As you stroll through the Hinter Dorf area, you may wonder whether the old village of Zermatt might once looked like this. This is actually the oldest surviving village center and some of the buildings are over 300 years old. These fascinating Valais log buildings with their sun-beaten wooden walls made of larch wood were mainly put to agricultural use. There were barns where people would thresh the grain, and storehouses where they would dry their meat, slaughter their animals, and store their treasures from the land away in chests. And there were buildings, known as Gadi, where the cattle were housed on the bottom floor and the hay stored on the top. These barns and storehouses mainly stood on stilts with round stone slabs on top to prevent rodents and insects from coming in.
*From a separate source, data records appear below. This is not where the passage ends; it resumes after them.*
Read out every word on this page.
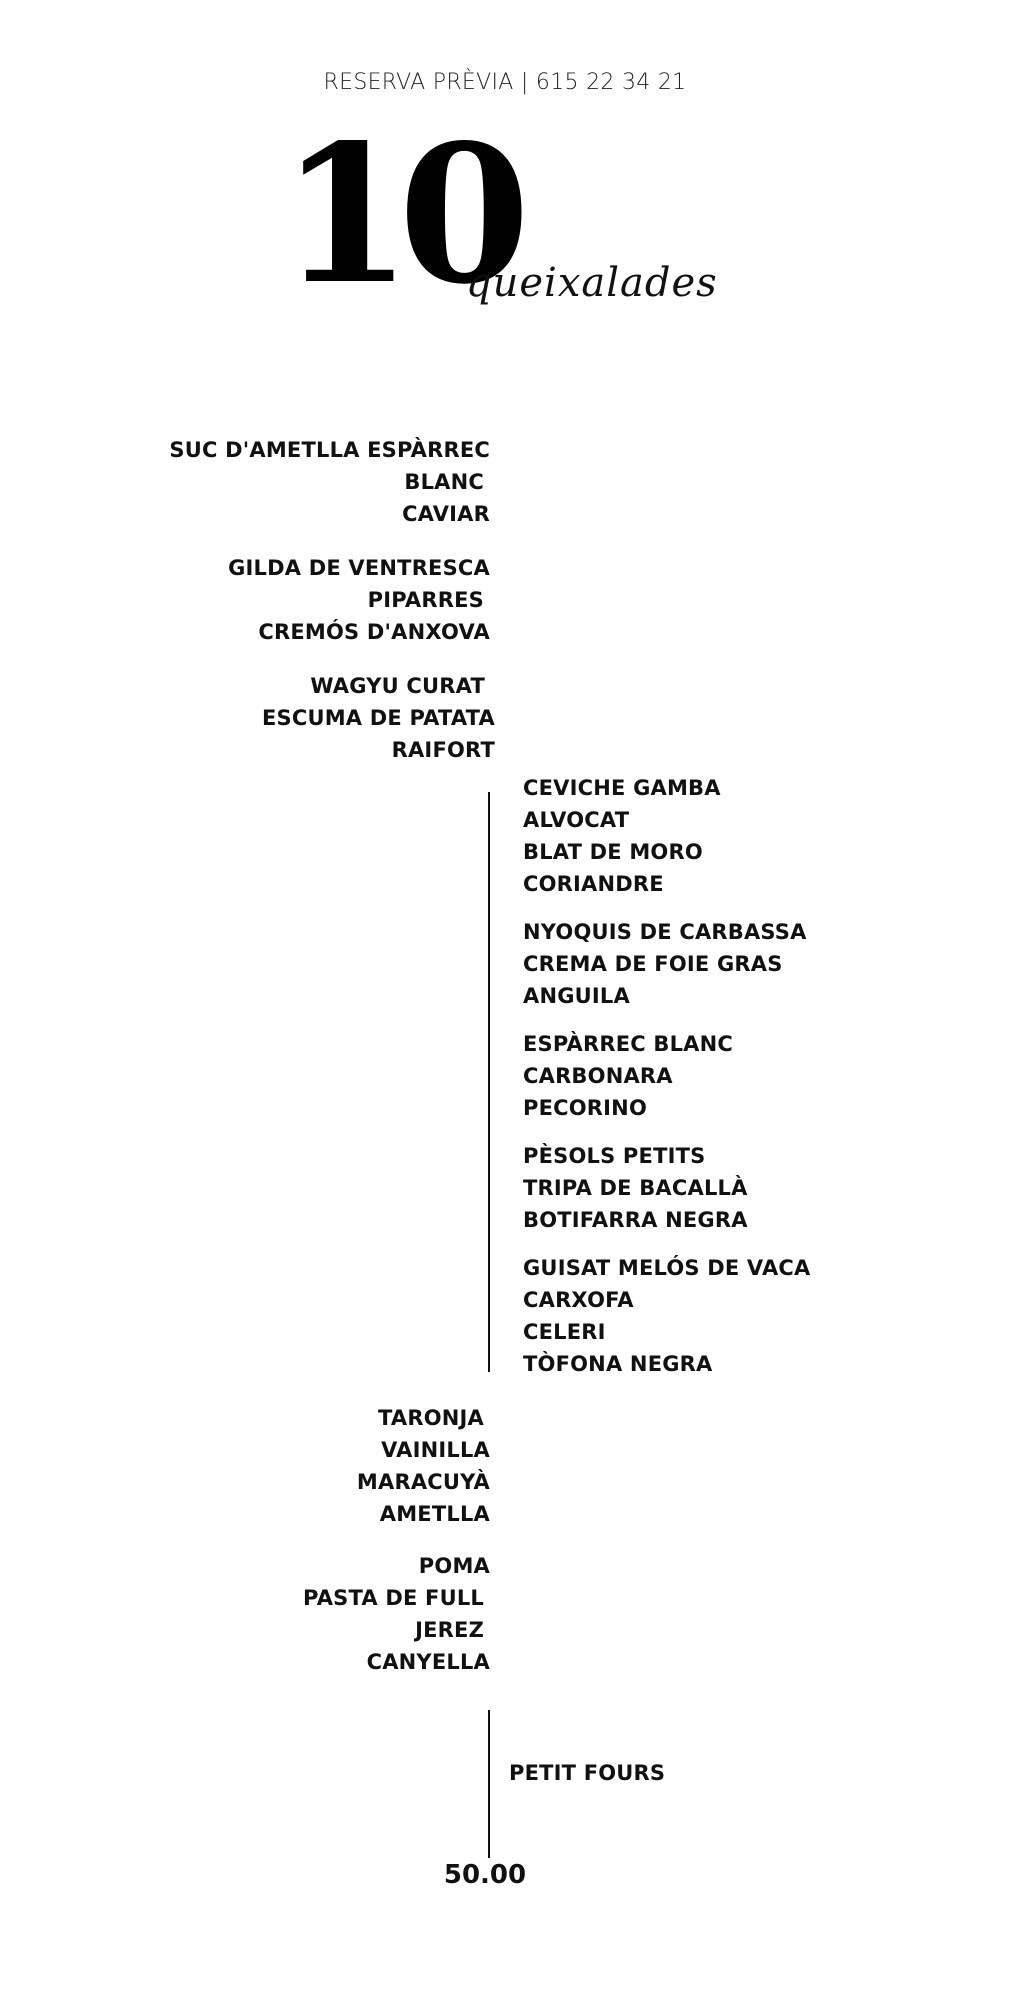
RESERVA PRÈVIA | 615 22 34 21
10
queixalades
SUC D'AMETLLA ESPÀRREC
BLANC
CAVIAR
GILDA DE VENTRESCA
PIPARRES
CREMÓS D'ANXOVA
WAGYU CURAT
ESCUMA DE PATATA
RAIFORT
CEVICHE GAMBA
ALVOCAT
BLAT DE MORO
CORIANDRE
NYOQUIS DE CARBASSA
CREMA DE FOIE GRAS
ANGUILA
ESPÀRREC BLANC
CARBONARA
PECORINO
PÈSOLS PETITS
TRIPA DE BACALLÀ
BOTIFARRA NEGRA
GUISAT MELÓS DE VACA
CARXOFA
CELERI
TÒFONA NEGRA
TARONJA
VAINILLA
MARACUYÀ
AMETLLA
POMA
PASTA DE FULL
JEREZ
CANYELLA
PETIT FOURS
50.00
The roofs on these buildings were covered with shingles and flat stone slabs. There are around 50,000 of these agricultural buildings still in existence. The preservation of these buildings is of growing importance to the local communities, the Swiss Heritage Society and the owner themselves. The buildings symbolizes the customs, traditions and farming culture at the highest altitudes in this Alpine region.
Outside the village, the municipality of Zermatt has recorded the existence of over 720 of these so called Hofstetten. An inventory of these buildings for the urban area has not yet been finalized. They also include ruins, some of which still house black-faced sheep and black-necked goats and are just as deserving of attention as are the more striking storehouses and barns. With the decline of agriculture during the past century, and particularly since the 1960s, these wooden witnesses to Alpine agriculture have increasingly lost their function. It was only in the 1970s and 80s that people started to realize that this cultural heritage was under threat. Maintenance of these buildings has been hindered by the inheritance laws in the Valais, which many generations have now passed and as each building was used by several farmers there are, in some cases, hundreds of heirs involved. Preservation requires some considerable expense and family unity. Investment, cost effectiveness, aesthetics and meaningful use have to go hand in hand. It is gratifying that increasing numbers of owners are recognizing just how much visitors to the area appreciate these barns and storehouses, either as accommodation or as a symbol of a mountain region that they perceive as being intact.